Matt Coward, in a review for the Canadian Journal of Sociology, called the book a "powerful and informed dissection of the presentation of both death and the corpse in contemporary American media", and a "carefully considered and thoughtful thesis". He praised its use not just for the discipline of sociology but for many different disciplines. He noted the cover censorship of the assassination image as "tongue-in-cheek", comparing this case to the book drawing attention to "the muffled noise of corpse photojournalism". Perlmutter viewed the book as demolishing "many fictions about the news business" and "upending a number of long-cherished assumptions" He considered as particularly shocking that it was "not so much the actual images recording the end of life, but rather the need to mitigate their cruel reality, which causes experienced practitioners to recoil when forced to deal with the subject of death." In particular he complimented the book for taking the reader "behind the curtain of newsrooms" through interviews, and called the examples and photographs used pertinent. Coward praised the book as "carefully crafted", with "meticulously copy-edited and beautifully type-set prose", and said it was a "holistic account of the role and treatment of the corpse in both historic and contemporary American media".

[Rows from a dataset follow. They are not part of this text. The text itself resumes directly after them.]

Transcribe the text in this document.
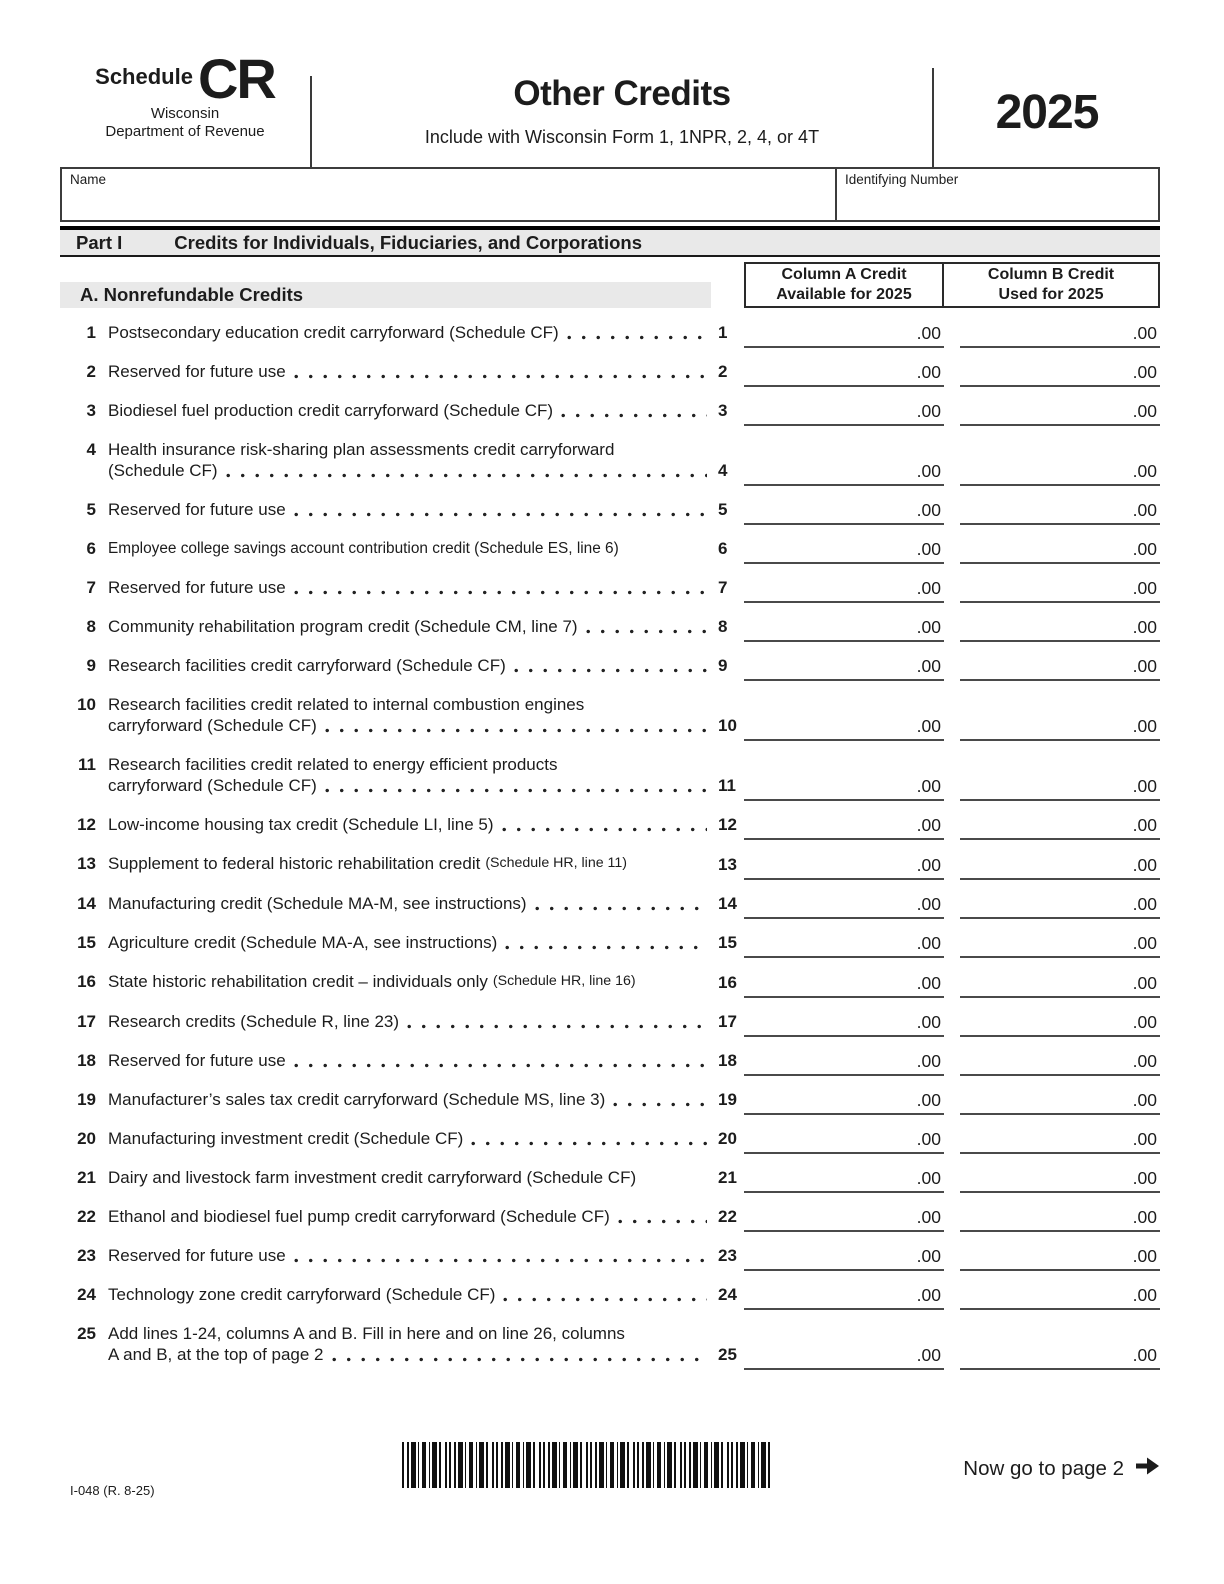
Schedule CR
Wisconsin
Department of Revenue
Other Credits
Include with Wisconsin Form 1, 1NPR, 2, 4, or 4T	2025
Name	Identifying Number
Part I	Credits for Individuals, Fiduciaries, and Corporations
A. Nonrefundable Credits
Column A Credit
Available for 2025
Column B Credit
Used for 2025
1 Postsecondary education credit carryforward (Schedule CF)	1	.00	.00
2 Reserved for future use	2	.00	.00
3 Biodiesel fuel production credit carryforward (Schedule CF)	3	.00	.00
4 Health insurance risk-sharing plan assessments credit carryforward
(Schedule CF)	4	.00	.00
5 Reserved for future use	5	.00	.00
6 Employee college savings account contribution credit (Schedule ES, line 6)	6	.00	.00
7 Reserved for future use	7	.00	.00
8 Community rehabilitation program credit (Schedule CM, line 7)	8	.00	.00
9 Research facilities credit carryforward (Schedule CF)	9	.00	.00
10 Research facilities credit related to internal combustion engines
carryforward (Schedule CF)	10	.00	.00
11 Research facilities credit related to energy efficient products
carryforward (Schedule CF)	11	.00	.00
12 Low-income housing tax credit (Schedule LI, line 5)	12	.00	.00
13 Supplement to federal historic rehabilitation credit (Schedule HR, line 11)	13	.00	.00
14 Manufacturing credit (Schedule MA-M, see instructions)	14	.00	.00
15 Agriculture credit (Schedule MA-A, see instructions)	15	.00	.00
16 State historic rehabilitation credit – individuals only (Schedule HR, line 16)	16	.00	.00
17 Research credits (Schedule R, line 23)	17	.00	.00
18 Reserved for future use	18	.00	.00
19 Manufacturer’s sales tax credit carryforward (Schedule MS, line 3)	19	.00	.00
20 Manufacturing investment credit (Schedule CF)	20	.00	.00
21 Dairy and livestock farm investment credit carryforward (Schedule CF)	21	.00	.00
22 Ethanol and biodiesel fuel pump credit carryforward (Schedule CF)	22	.00	.00
23 Reserved for future use	23	.00	.00
24 Technology zone credit carryforward (Schedule CF)	24	.00	.00
25 Add lines 1-24, columns A and B. Fill in here and on line 26, columns
A and B, at the top of page 2	25	.00	.00
I-048 (R. 8-25)
Now go to page 2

Coward praised her hypotheses, which he called innovative. Perlmutter did as well, calling her work "theoretically grounded" in a way that "uniquely reinforce[d] her conclusions" Perlmutter also perceived then-recent events as only reinforcing Fishman's thesis, listing as examples the Parkland high school shooting, the 2017 Las Vegas shooting, the Pulse nightclub shooting, and the 2017 Stockholm truck attack, of the sanitization of death prevailing in America but with photos being published with foreign cases. A lack of some context or background information was criticized. Wheeler pointed out as a particular criticism that the book's definition of tabloid was taken from Wikipedia, and criticized a lack of a "theoretical underpinning" of many tenets of journalism and newsworthiness, which she called the book's biggest weakness. Perlmutter viewed the book as lacking historical contextualization of the evolution of the perception of death. Wheeler also criticized that much information that she said should be in the text proper was "squirrelled away" in the endnotes of the book. She also said it would have been more useful had it had more discussion of how the images in question can be used to push for social change. Perlmutter wished the notes had been split into a separate bibliography instead of combining them. However, Ferré wished that Fishman had examined newsweekly publications, instead of only four daily papers, in her photo analysis. In Ferré's opinion this would have made her evidence stronger and would have included some photos that felt jarring to him in their omission. Coward wished the book would have used color photography for originally color photos instead of monochrome, viewing it as lessening the impact of several of the included photos; he praised the "cacophany of images".